What the visualization represents, any interesting patterns or surprises that arise within the visualization.
Anything that you might have shown that you could not get to work or that you wished you could have included
Cleaning the dataset was the worst part of the process honestly, because I couldn't figure out what I needed to clean. I feel as though I isolated the variables, rather than cleaning up the dataset. However, what I did do was remove zeros from the entire dataset, so that was what I did in order to prepare it, and move forward in the process. I suppose using the gather function to make the comparison by group easier. From there, I just created the dataframes, which isolated the variables needed to create the visualization(s).
The visualization at hand represents the unemplyoment rates across different demographics. The categories and their differences range between both race, and gender. The dataset only provided data on three races, which is why those are the only ones included. I was surprised that there was no data on Hispanic demographics, or generally just more going on in general. I was also surprised with how little the unemployment rates were for the Asian demographic. Asia is such an umbrella term, that I figured there would be a high population, which meant more unemployment rates, if that makes sense. As an (South) Asian who had the worst luck in finding a job, I thought the rate would be higher (but I guess thats just me). However, since there were so many zeros present in the dataset, I don't think it really encapsulates all Asians (East Asians, South East Asians, South Asians, etc.). It was also unfortunate that the dataset didn't provide data dividing men and women, to see that comparison. On the next group in the graphs, it can be seen that the unemployment Something interesting though, is that the unemployment rate for Black or African American men is signifgantly higher than it is for Black or African American women.
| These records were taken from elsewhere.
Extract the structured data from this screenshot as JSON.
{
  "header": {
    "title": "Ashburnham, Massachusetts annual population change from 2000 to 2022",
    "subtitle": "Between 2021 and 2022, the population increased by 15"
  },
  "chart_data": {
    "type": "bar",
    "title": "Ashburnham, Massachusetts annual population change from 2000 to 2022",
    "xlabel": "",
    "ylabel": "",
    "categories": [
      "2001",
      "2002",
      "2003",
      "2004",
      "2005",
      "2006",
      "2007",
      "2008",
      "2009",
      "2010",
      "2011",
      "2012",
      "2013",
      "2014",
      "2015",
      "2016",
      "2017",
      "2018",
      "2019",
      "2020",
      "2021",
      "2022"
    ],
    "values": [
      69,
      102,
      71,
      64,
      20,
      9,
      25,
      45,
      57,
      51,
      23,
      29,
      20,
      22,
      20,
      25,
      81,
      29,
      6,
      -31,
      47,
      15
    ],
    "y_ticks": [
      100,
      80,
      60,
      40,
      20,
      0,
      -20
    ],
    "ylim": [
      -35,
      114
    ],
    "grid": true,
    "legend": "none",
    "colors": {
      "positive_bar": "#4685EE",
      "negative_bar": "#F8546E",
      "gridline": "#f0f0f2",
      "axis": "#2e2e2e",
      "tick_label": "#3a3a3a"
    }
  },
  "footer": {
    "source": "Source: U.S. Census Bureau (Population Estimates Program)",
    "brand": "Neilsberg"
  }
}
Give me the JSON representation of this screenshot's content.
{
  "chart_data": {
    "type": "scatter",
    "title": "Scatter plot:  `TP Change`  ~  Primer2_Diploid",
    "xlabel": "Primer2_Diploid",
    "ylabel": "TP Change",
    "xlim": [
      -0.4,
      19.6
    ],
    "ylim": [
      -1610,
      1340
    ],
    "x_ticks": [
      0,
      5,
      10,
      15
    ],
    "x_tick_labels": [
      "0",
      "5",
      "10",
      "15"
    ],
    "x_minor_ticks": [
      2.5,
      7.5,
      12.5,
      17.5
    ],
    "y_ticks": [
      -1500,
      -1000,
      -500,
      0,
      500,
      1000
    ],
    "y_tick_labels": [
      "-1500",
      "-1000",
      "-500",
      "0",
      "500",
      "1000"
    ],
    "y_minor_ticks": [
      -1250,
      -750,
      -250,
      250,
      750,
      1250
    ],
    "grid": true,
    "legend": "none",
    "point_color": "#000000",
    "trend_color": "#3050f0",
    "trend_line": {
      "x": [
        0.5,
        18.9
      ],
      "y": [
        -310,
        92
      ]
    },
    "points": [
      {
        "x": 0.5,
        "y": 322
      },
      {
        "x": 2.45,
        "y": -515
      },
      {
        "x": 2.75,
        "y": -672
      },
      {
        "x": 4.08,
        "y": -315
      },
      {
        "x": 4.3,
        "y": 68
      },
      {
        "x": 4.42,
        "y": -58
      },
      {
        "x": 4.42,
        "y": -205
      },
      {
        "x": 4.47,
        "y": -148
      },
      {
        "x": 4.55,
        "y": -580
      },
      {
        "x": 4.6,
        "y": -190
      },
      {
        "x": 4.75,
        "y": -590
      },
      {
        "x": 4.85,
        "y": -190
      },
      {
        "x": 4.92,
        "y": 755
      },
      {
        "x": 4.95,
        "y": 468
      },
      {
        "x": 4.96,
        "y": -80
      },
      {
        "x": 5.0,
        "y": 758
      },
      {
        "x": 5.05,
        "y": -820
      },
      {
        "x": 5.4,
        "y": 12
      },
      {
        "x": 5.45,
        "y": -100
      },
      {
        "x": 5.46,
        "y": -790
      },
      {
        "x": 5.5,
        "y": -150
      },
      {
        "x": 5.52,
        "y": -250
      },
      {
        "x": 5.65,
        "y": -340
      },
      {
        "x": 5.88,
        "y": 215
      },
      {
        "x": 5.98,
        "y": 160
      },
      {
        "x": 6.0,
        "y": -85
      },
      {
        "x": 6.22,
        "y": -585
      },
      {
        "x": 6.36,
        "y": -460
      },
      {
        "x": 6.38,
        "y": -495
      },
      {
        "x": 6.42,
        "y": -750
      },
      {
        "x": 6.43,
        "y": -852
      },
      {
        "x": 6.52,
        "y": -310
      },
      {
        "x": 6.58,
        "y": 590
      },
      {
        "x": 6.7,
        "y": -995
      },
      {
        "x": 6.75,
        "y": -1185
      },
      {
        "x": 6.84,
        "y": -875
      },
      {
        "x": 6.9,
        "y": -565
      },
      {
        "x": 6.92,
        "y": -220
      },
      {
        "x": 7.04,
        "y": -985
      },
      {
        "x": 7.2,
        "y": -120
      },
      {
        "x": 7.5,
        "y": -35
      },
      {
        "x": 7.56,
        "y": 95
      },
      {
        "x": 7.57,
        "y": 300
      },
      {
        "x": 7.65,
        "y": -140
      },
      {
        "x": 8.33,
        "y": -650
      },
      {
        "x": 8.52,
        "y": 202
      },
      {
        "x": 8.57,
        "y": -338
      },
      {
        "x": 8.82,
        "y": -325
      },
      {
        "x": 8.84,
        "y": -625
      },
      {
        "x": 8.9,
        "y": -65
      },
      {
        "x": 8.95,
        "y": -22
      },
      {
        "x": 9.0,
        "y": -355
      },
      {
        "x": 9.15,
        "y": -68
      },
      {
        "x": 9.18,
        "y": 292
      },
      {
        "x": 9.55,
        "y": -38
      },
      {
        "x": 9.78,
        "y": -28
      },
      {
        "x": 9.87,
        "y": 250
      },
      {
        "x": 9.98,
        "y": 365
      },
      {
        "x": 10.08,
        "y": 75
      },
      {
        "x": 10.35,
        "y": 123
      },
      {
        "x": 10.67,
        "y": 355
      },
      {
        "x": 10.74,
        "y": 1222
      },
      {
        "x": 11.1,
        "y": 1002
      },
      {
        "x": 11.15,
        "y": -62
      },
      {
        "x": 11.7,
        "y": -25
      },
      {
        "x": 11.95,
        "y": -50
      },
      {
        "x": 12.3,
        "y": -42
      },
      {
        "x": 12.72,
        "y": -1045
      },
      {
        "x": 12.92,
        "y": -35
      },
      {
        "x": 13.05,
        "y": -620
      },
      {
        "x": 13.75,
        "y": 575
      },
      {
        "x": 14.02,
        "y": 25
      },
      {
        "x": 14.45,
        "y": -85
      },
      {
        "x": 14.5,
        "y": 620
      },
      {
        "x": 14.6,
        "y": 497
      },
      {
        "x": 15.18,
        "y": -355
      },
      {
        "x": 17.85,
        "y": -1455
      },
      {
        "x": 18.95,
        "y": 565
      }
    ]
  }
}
For White Men, their unemployment rate is slightly higher than it is for white women. All of these are interesting, and I wonder how they've changed in ten years, since the data stops at 2015.
Inititally, the plan was to create a scatterplot and take a look at these rates across different years, but there was so much to work with, that I believe I got overwhelmed and wasn't able to execute it properly. Initially I also had problems cleaning the dataset, working with removing the zeros and the group function, I just didn't understand it yet. Somethings I wish I could have included were just the use of more variables, maybe the rises and falls of employment across the different years. I also wanted (and will try to do in the future!) to make something that is more visually interesting to look at. I also struggled with understanding why the second graph is in a different scale than the first. For future reference, I will work more with actually cleaning up a dataset, and tackeling more variables from a dataset.
Sources:
The website that I used to help:
Steven P. Sanderson II, MPH. “How to Remove Rows with Any Zeros in R: A Complete Guide with Examples.” Steve’s Data Tips and Tricks, 6 Jan. 2025, www.spsanderson.com/steveondata/posts/2025-01-06/.